Let Redunda build that functionality, I'm arguing that should not be a reason for SmokeDetector to use it though. To me, that doesn't provide enough of an incentive to complicate our solution.

What are the complications though, @AWegnerGitHub? I drafted the code yesterday; it's two lines in the config, a few in globalvars, and one new method in metasmoke.py. That gives us one extra HTTP request per 45 seconds (could be a touch longer, too).

If we are using it for monitoring, that seems OK.

The complication, though, is that now a single instance of SmokeDetector depends on the following:

  • SmokeDetector itself
  • MetaSmoke
  • Redunda (fairly minor at this point, as it's just doing monitoring; this becomes a major component though, if we do database storage)

I am not concerned about the complications when adding Redunda as a monitoring solution.
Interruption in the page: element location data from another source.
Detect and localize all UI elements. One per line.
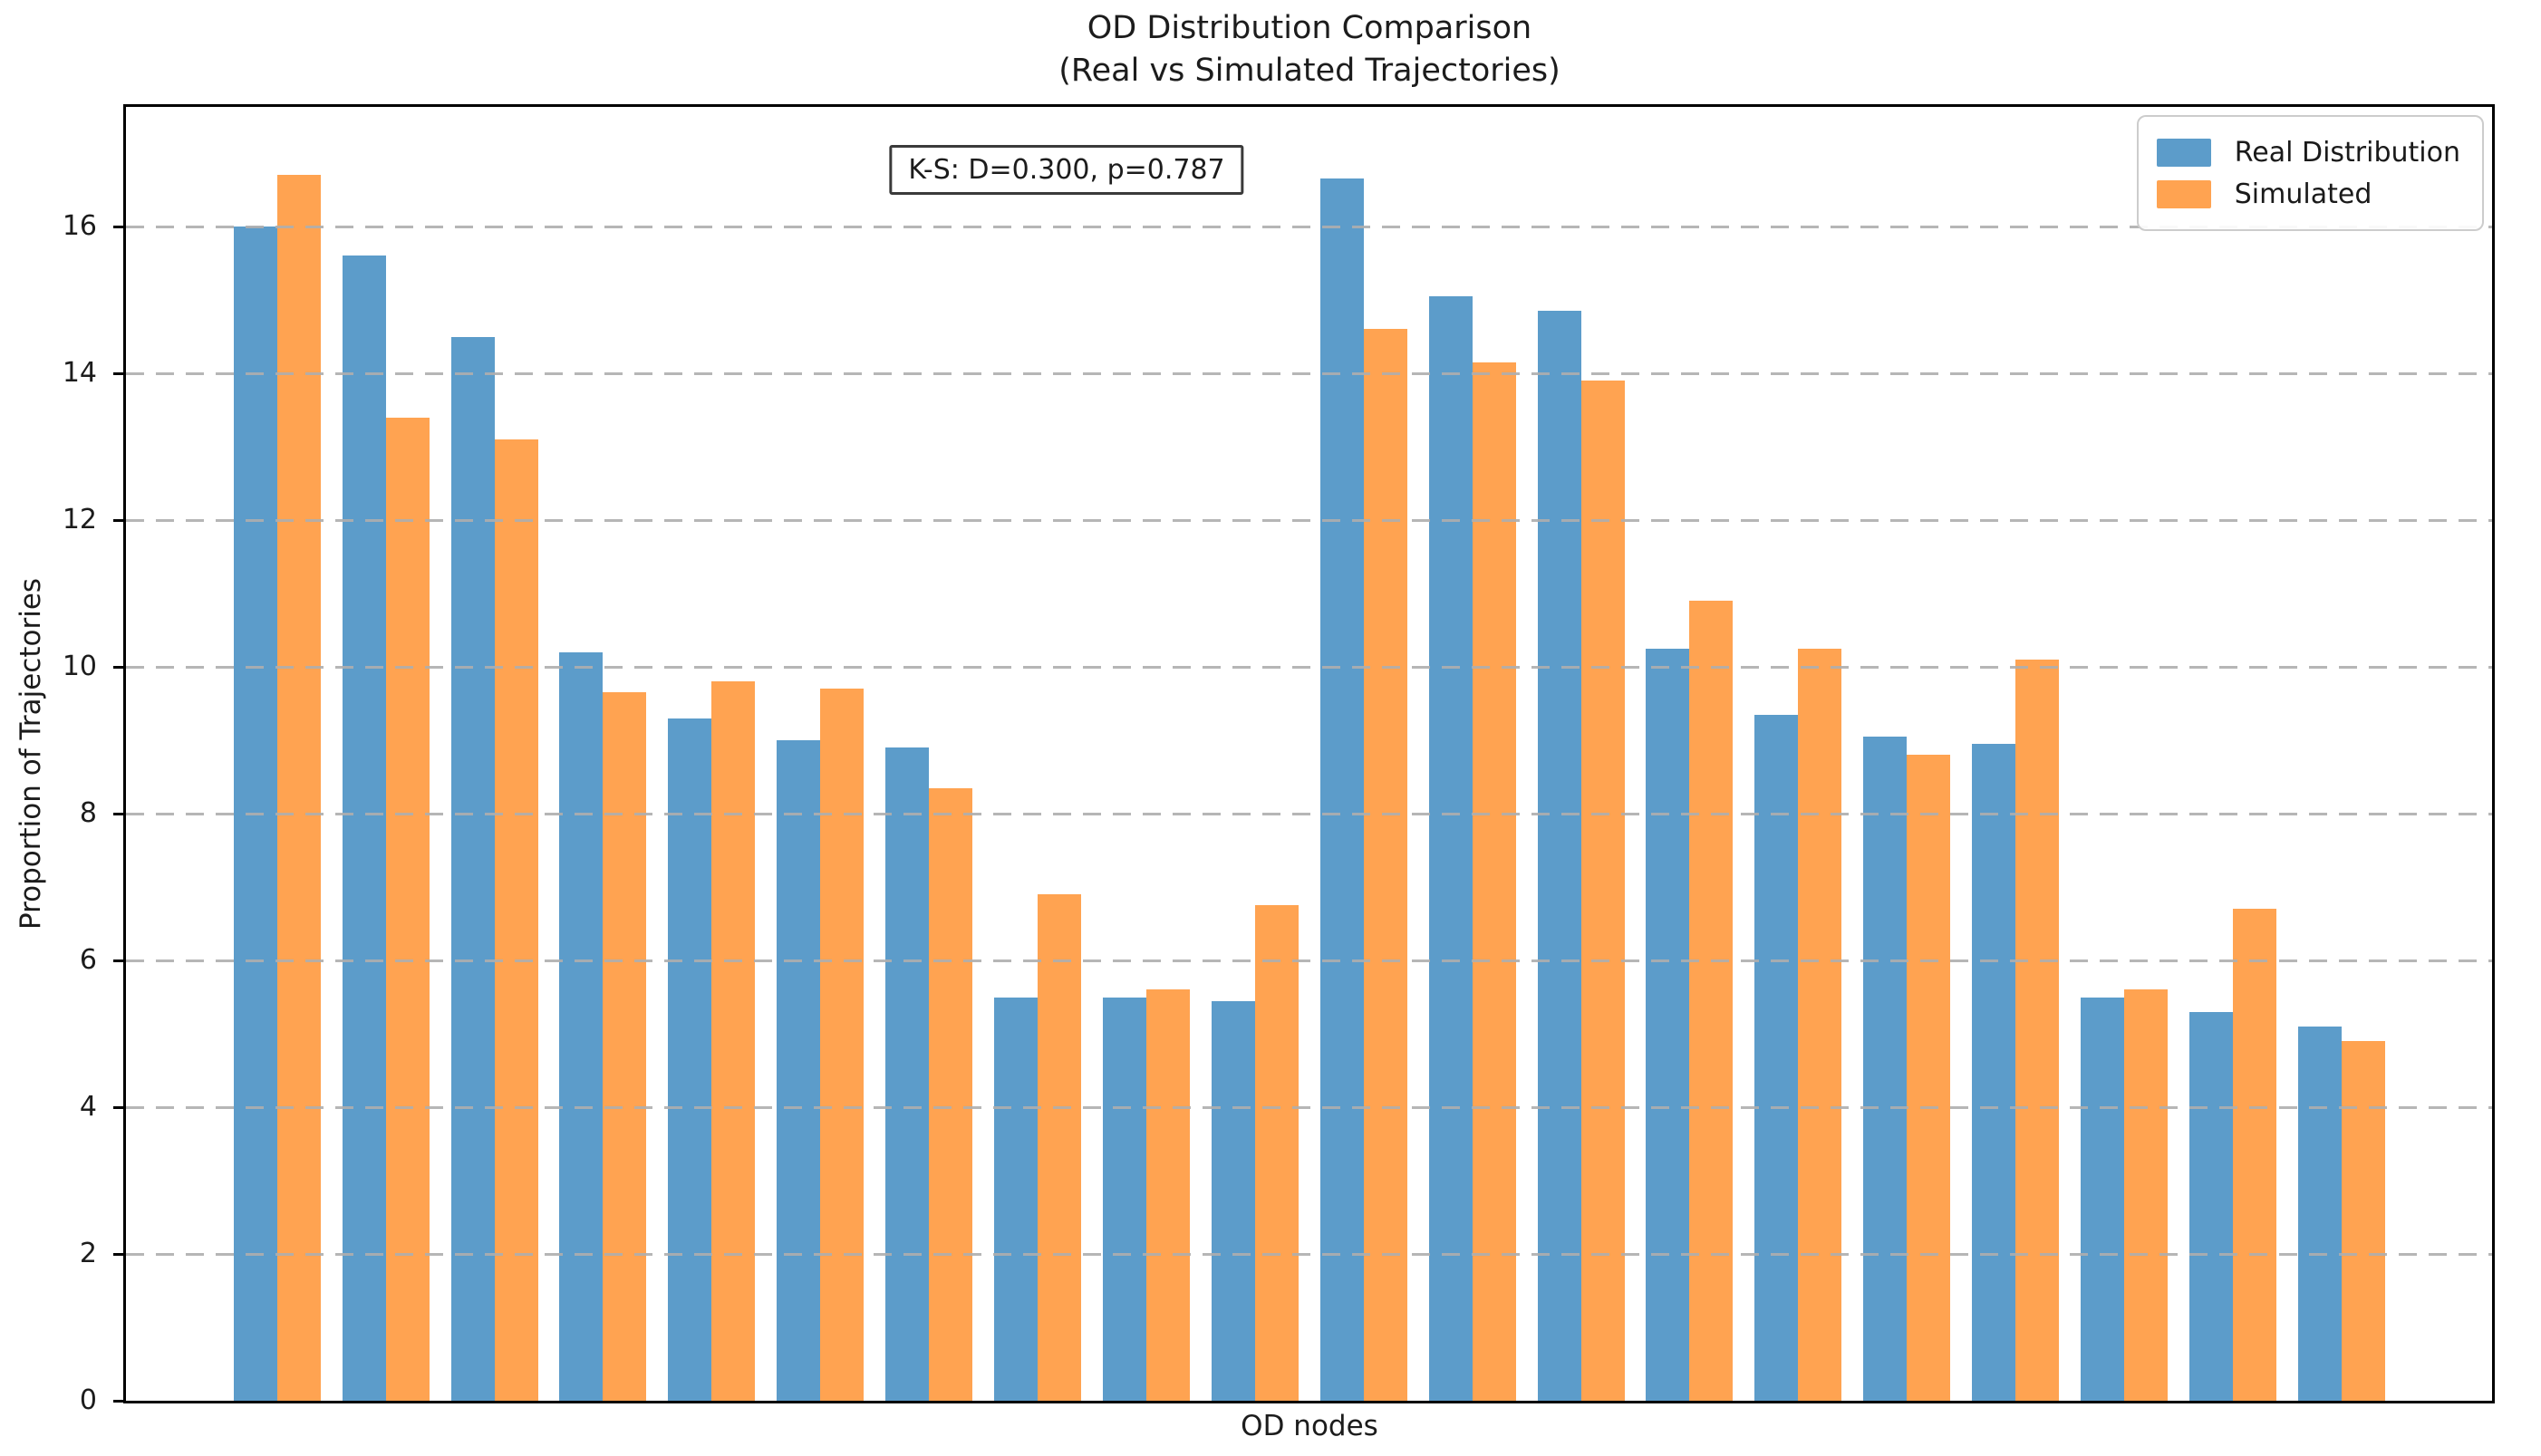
bar-real (559, 651, 604, 1401)
y-axis: 0 2 4 6 8 10 12 14 16 (0, 107, 126, 1416)
y-tick-mark (113, 1105, 126, 1109)
bar-simulated (820, 689, 865, 1401)
bar-simulated (603, 692, 647, 1401)
y-tick-mark (113, 812, 126, 815)
bar-real (777, 740, 821, 1401)
bar-real (1863, 736, 1908, 1401)
bar-real (1646, 648, 1690, 1401)
y-tick-label: 6 (79, 944, 97, 976)
bar-simulated (1254, 905, 1299, 1401)
gridline (126, 371, 2492, 375)
y-tick-mark (113, 225, 126, 228)
chart-title: OD Distribution Comparison (Real vs Simu… (1058, 7, 1560, 92)
bar-simulated (1363, 329, 1407, 1401)
bars-container (126, 107, 2492, 1401)
y-tick-label: 16 (62, 210, 97, 242)
bar-real (1319, 178, 1364, 1401)
y-tick-label: 10 (62, 651, 97, 682)
ks-annotation-text: K-S: D=0.300, p=0.787 (908, 154, 1225, 186)
gridline (126, 1252, 2492, 1256)
y-tick-label: 2 (79, 1238, 97, 1269)
bar-simulated (1472, 362, 1516, 1401)
y-tick-mark (113, 665, 126, 669)
bar-real (1102, 997, 1146, 1401)
gridline (126, 225, 2492, 228)
bar-real (2297, 1026, 2342, 1401)
bar-real (1972, 744, 2016, 1401)
bar-real (450, 336, 495, 1401)
legend-entry-simulated: Simulated (2156, 173, 2460, 215)
bar-simulated (2124, 989, 2168, 1401)
gridline (126, 959, 2492, 962)
x-axis-label: OD nodes (1241, 1410, 1378, 1442)
gridline (126, 665, 2492, 669)
bar-real (1537, 311, 1581, 1401)
bar-simulated (1580, 381, 1625, 1401)
bar-simulated (1798, 648, 1842, 1401)
y-tick-mark (113, 1252, 126, 1256)
y-tick-mark (113, 371, 126, 375)
bar-real (1211, 1000, 1255, 1401)
bar-real (1428, 295, 1473, 1401)
legend-label-real: Real Distribution (2234, 136, 2460, 169)
bar-simulated (2015, 659, 2060, 1401)
chart-title-line1: OD Distribution Comparison (1087, 10, 1532, 46)
legend: Real Distribution Simulated (2136, 115, 2484, 231)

I'm more concerned about when it's a shared database between Smokey instances and all kinds of other bots. Then it becomes more than a single HTTP request.

All of that said, if the code is written and the dependency on MS for monitoring has been removed, I don't see a reason not to switch.

@AWegnerGitHub The content saved to Redunda would not be accessible by other bots, only Smokey instances.

After sleeping on it a couple times, I think I'm on the "not yet" side. Andy makes good points, and metasmoke has some statistics gathering logic that it doesn't make sense to include in Redunda.

I'm still not getting it. @ArtOfCode-: your main argument is that Redunda would be better than MS for status monitoring because that's what it's designed for. But I still don't see how it is better than MS. They both monitor the status. They both allow a certain selection of people to trigger a failover. They both automatically cause a bot to failover when it goes offline.

Unless there is some sort of non-insignificant benefit to using Redunda over MS, I don't think changing is worth the fragmentation it would cause. MS should remain as our primary method of status monitoring.

Note that I am not against setting up Smokey to work with Redunda, I am just against removing any functionality from MS.

So (as I said in chat just now) I'm not proposing removing functionality from metasmoke, nor am I proposing we stop pinging metasmoke entirely. I'm suggesting that we ping Redunda in addition to pinging metasmoke; that gets us the benefits of Redunda without losing anything we get from metasmoke.

Would particularly like to hear current opinions from @angussidney, @AWegnerGitHub, and @Undo1.

I don't see a reason not to send pings to Redundant, but we probably shouldn't let it handle failover. Metasmoke should stay the sole source for that.

And we shouldn't be dependent on it at all.

Tabled for now. We can reopen this if/when a new discussion about using redunda for monitoring or database management comes up.